#663 乾麺・・・日本の伝統食品
改めて言うまでもなく乾麺とは、干しうどん、そうめん、ひやむぎ、そばなどの和風麺をいいます。日本人なら誰でも一度は口にしたことがある日本伝統の食品です。歴史は古く、一説によるとそうめんの源流は、索餅(さくへい)にあると言われています。索餅は、奈良時代に遣唐使が中国より持ち帰ったといわれ、小麦粉と米粉を練り、縄のような形にねじった食べ物です。よって乾麺は日本の国麺とよんでも良いのではないかと、個人的には考えます。
さて全国乾麺協同組合連合会(略称:全乾麺)は、都道府県単位で設立している協同組合などを傘下にもつ乾麺メーカーの中央団体です。つまり日本中の乾麺メーカーが(機械乾麺及び手延べメーカー)参加し、組織化した全国団体で、1958年(昭和33年)に創立され、乾麺メーカーの体質改善や業界の経営の安定に取り組んでいます。そして先日その全乾麺の第61回通常総会が開催されました。第61回ということは、全乾麺も満60歳、つまり還暦を迎えたことになります。
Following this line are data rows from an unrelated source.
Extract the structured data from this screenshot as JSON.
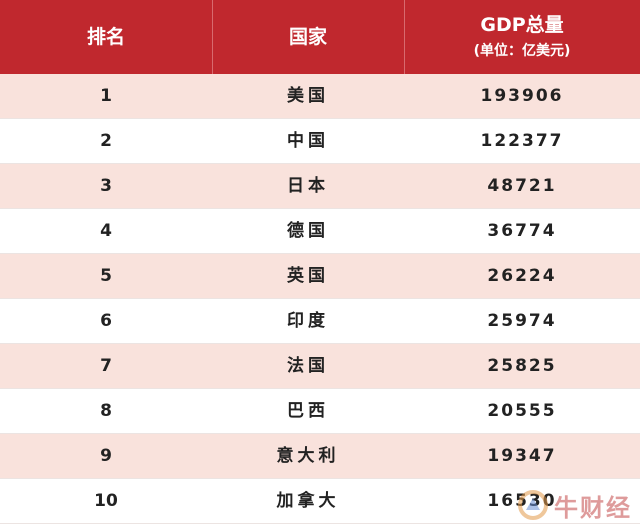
{
  "header": {
    "rank_label": "排名",
    "country_label": "国家",
    "gdp_label": "GDP总量",
    "gdp_unit": "(单位：亿美元)"
  },
  "rows": [
    {
      "rank": "1",
      "country": "美国",
      "gdp": "193906"
    },
    {
      "rank": "2",
      "country": "中国",
      "gdp": "122377"
    },
    {
      "rank": "3",
      "country": "日本",
      "gdp": "48721"
    },
    {
      "rank": "4",
      "country": "德国",
      "gdp": "36774"
    },
    {
      "rank": "5",
      "country": "英国",
      "gdp": "26224"
    },
    {
      "rank": "6",
      "country": "印度",
      "gdp": "25974"
    },
    {
      "rank": "7",
      "country": "法国",
      "gdp": "25825"
    },
    {
      "rank": "8",
      "country": "巴西",
      "gdp": "20555"
    },
    {
      "rank": "9",
      "country": "意大利",
      "gdp": "19347"
    },
    {
      "rank": "10",
      "country": "加拿大",
      "gdp": "16530"
    }
  ],
  "watermark": {
    "text": "牛财经",
    "icon": "niucaijing-logo-icon"
  },
  "colors": {
    "header_bg": "#c0282e",
    "header_text": "#ffffff",
    "row_odd_bg": "#f9e2dc",
    "row_even_bg": "#ffffff"
  }
}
そして発足当時と還暦を迎えた現在では、乾麺を取り巻く環境は大きく変化しました。発足直後の1959年(S34)には46万tあった需要は、現在では20万t弱と半分以下の水準になりました。ただこの理由は乾麺に魅力がなくなったのではなく、「食の多様化」にあると考えます。涼感をそそるそうめん、ひやむぎは、夏の定番です。乾麺は毎日食べても飽きることがない、健康的な日本の国民食です。では当時と現在が、具体的にどう違うのかご説明します。
飽食の時代といわれる現在、市場にはおいしい食品(健康的であるかどうかは別です)が溢れかえっています。また利便性・簡便性を訴求した商品も次々に登場しています。うどんを例にとると、以前は乾麺もしくはうどん屋さんの玉うどんしかありませんでした。しかし現在では、解凍すると茹でたての食感が再現できる冷凍うどん、常温で数ヶ月保存できるLL麺、スーパーの冷陳ケースで販売されているチルド麺、乾麺、生うどん、コンビニにある調理麺、即製麺、カップ麺など実に多岐にわたります(#092)。
また「世界初のインスタントラーメン」とされる「チキンラーメン」が発売されたのが、1958年8月。ここから即席麺の歴史が始まり、現在の市場規模は42万tと乾麺の2倍以上に成長しました。そして以前は存在しなかったパスタ市場も、現在は28万トンとなり、その半分は輸入品で、その多くはイタリア・トルコといったEU圏から輸入されています。重要なことは、日EU・EPAの発効に伴い、従来パスタに課税されていた30円/kgの関税は、今後段階的に撤廃されることです。結果、今後パスタの輸入量は更に増え、低価格化が進むと予想されます。よってこれらがカウンターパートである乾麺に影響を及ぼすことは必至であり、乾麺を取り巻く環境は今後一層厳しくなることが予想されます。
ただ一方で明るいニュースもあります。世の中がグローバル化し、ボーダレス化するに伴い、乾麺の海外輸出も始まり、現在その動きは加速されつつあります。パスタがEU圏から輸入されるのと同様に、うどんやそうめんといった乾麺がEUに向かって輸出されています。つまり世界がフラット化するにつれ、世界中のいたるところで何でも手に入るようになりした。
EUやアメリカには、「麺をすする文化」がないので、ラーメンは普及しないだろと一部では思われていましたが、今はブレーク真っ只中です。県内のある問屋さんは、いまや売上の70%が輸出用のラーメンやうどんの関連商品です。今後は商品そのものの魅力が、市場の将来を決定することになります。日本の乾麺から世界の乾麺になるために、一層の品質向上が不可欠となります。